冒険者は、折れた長剣を手放し、右の腰にぶら下げていた予備の剣に手を伸ばすが、その剣が抜かれる事はなかった。


テイロスの抜いた剣は、初撃で剣を折り、折り返しでショートソードを弾きなが、峰打ちで冒険者の脇腹を強打していたのだ。

かなり変な切り返しなので、さほどの力は入っていないだろうが、彼の剣の質量が冒険者の意識を奪った。

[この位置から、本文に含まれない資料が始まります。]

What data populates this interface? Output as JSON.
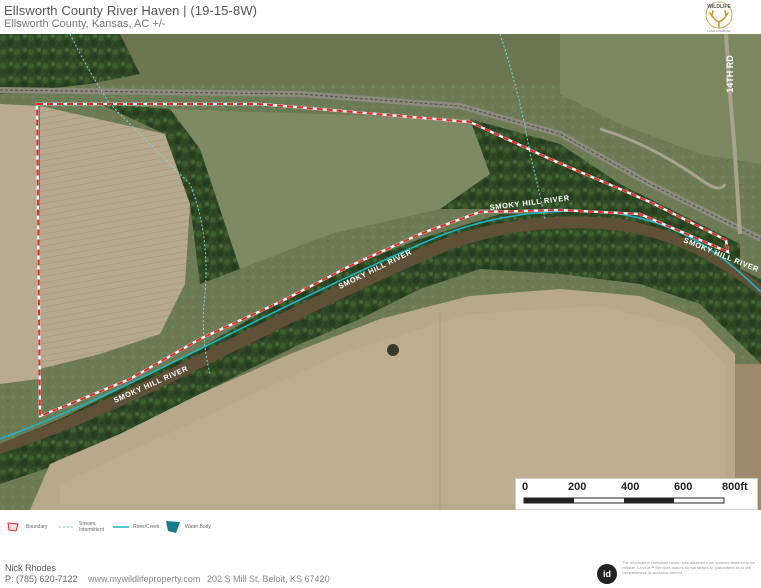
{
  "header": {
    "title": "Ellsworth County River Haven | (19-15-8W)",
    "subtitle": "Ellsworth County, Kansas,  AC +/-",
    "logo": {
      "top_text": "WILDLIFE",
      "bottom_text": "LAND COMPANY",
      "icon": "antler-icon",
      "accent_color": "#c99a2e"
    }
  },
  "map": {
    "road_label": "14TH RD",
    "river_labels": [
      "SMOKY HILL RIVER",
      "SMOKY HILL RIVER",
      "SMOKY HILL RIVER",
      "SMOKY HILL RIVER"
    ],
    "boundary_color": "#e8262d",
    "river_color": "#1fb4c8",
    "stream_color": "#7fd3e0",
    "scale": {
      "ticks": [
        "0",
        "200",
        "400",
        "600",
        "800ft"
      ]
    }
  },
  "legend": {
    "items": [
      {
        "icon": "boundary-icon",
        "label": "Boundary"
      },
      {
        "icon": "stream-icon",
        "label": "Stream,\nIntermittent"
      },
      {
        "icon": "river-icon",
        "label": "River/Creek"
      },
      {
        "icon": "water-body-icon",
        "label": "Water Body"
      }
    ]
  },
  "footer": {
    "agent_name": "Nick Rhodes",
    "agent_phone": "P: (785) 620-7122",
    "website": "www.mywildlifeproperty.com",
    "address": "202 S Mill St, Beloit, KS 67420",
    "badge": "id",
    "disclaimer": "The information contained herein was obtained from sources deemed to be reliable. Land id™ Services makes no warranties or guarantees as to the completeness or accuracy thereof."
  }
}
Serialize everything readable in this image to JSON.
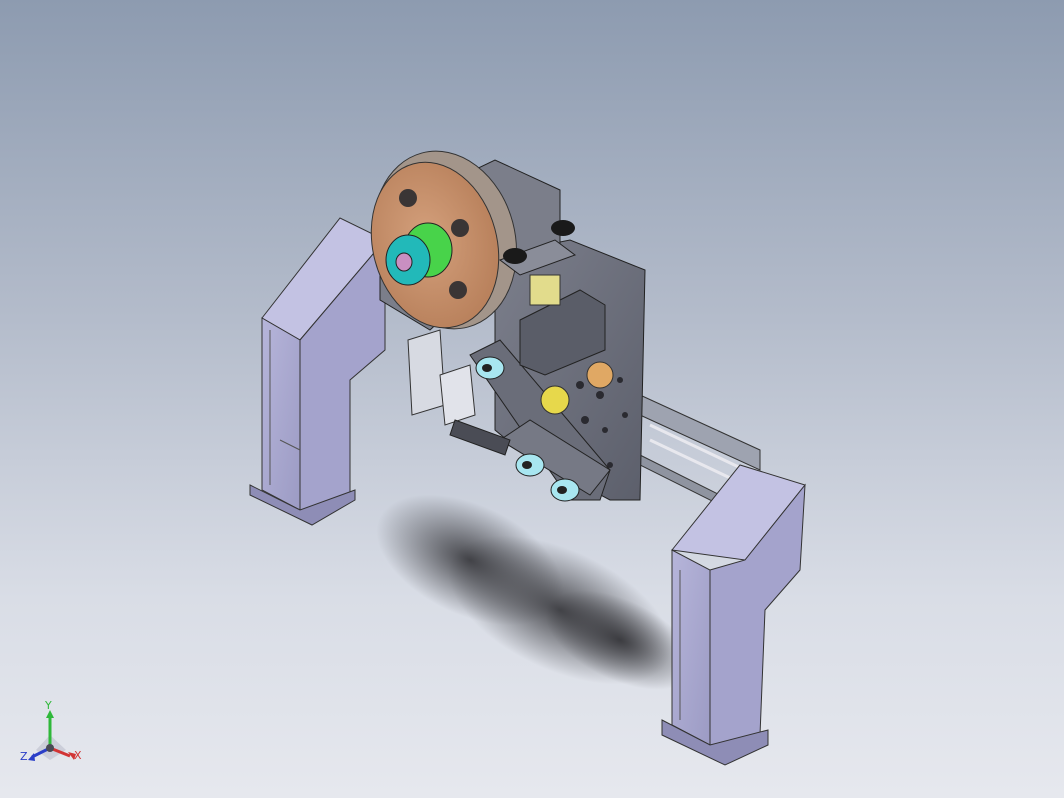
{
  "viewport": {
    "background_top": "#8d9bb0",
    "background_bottom": "#e6e8ee"
  },
  "model": {
    "frame_color": "#a7a7cf",
    "plate_color": "#6c6f7c",
    "pulley_color": "#c9926d",
    "hub_colors": [
      "#22b9b9",
      "#48d34a",
      "#c98fc1"
    ],
    "roller_colors": [
      "#a8e6f0",
      "#e7d84b",
      "#f2f2a0"
    ]
  },
  "triad": {
    "y_label": "Y",
    "x_label": "X",
    "z_label": "Z",
    "y_color": "#2fb83a",
    "x_color": "#d23535",
    "z_color": "#2a3ec8"
  }
}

長さは普通の長剣程だが、その肉厚は3センチを越える。


倒れていく二人目の身体を死角に利用して、三人目が魔法の炎を放った。

直径は30センチ程もあり、当たれば火傷では済まない。


テイロスは、避ける事も、防ぐ事もせずに、左手で愛用のなたを投げる。

鉈は、三人目の冒険者の、顔の横を素通りして、後ろの壁に深く刺さった。


テイロスに飛ばされた魔法は、彼の身体に直撃したが、身体を焼く事もなく、手の平で叩いて消し止められた。


「なぜ、魔法が効かない!あの服は魔獣の革か?」


見ていたギルド長が、声をあげる。

三人目の冒険者は、顔の横を通った鉈に意識を持っていかれて、震えている。


「まさか、王都のトップスリーを瞬殺とはねぇ」


テイロスの強さを知る取り巻き連中も、流石に呆れていた。

戦い方を見ていても、テイロスには余裕しか無かった。


「えっ?上級冒険者くらいじゃないの?手加減したんだけど?」


テイロスも、取り巻き連中の言葉に、驚愕している。


訓練場の管理係が、急いで救護班を呼んでいた。


「テイロスさんは、森の深部での実務経験もあるし、戦闘訓練は不要だし、法令とかの座学だけで充分じゃねぇか?」

「そもそも、この状況と実績で、誰が訓練と実地試験をできるんだよ?」


取り巻き連中は、顔を見合わせ、ギルド長はしゃがみこんだまま、放心していた。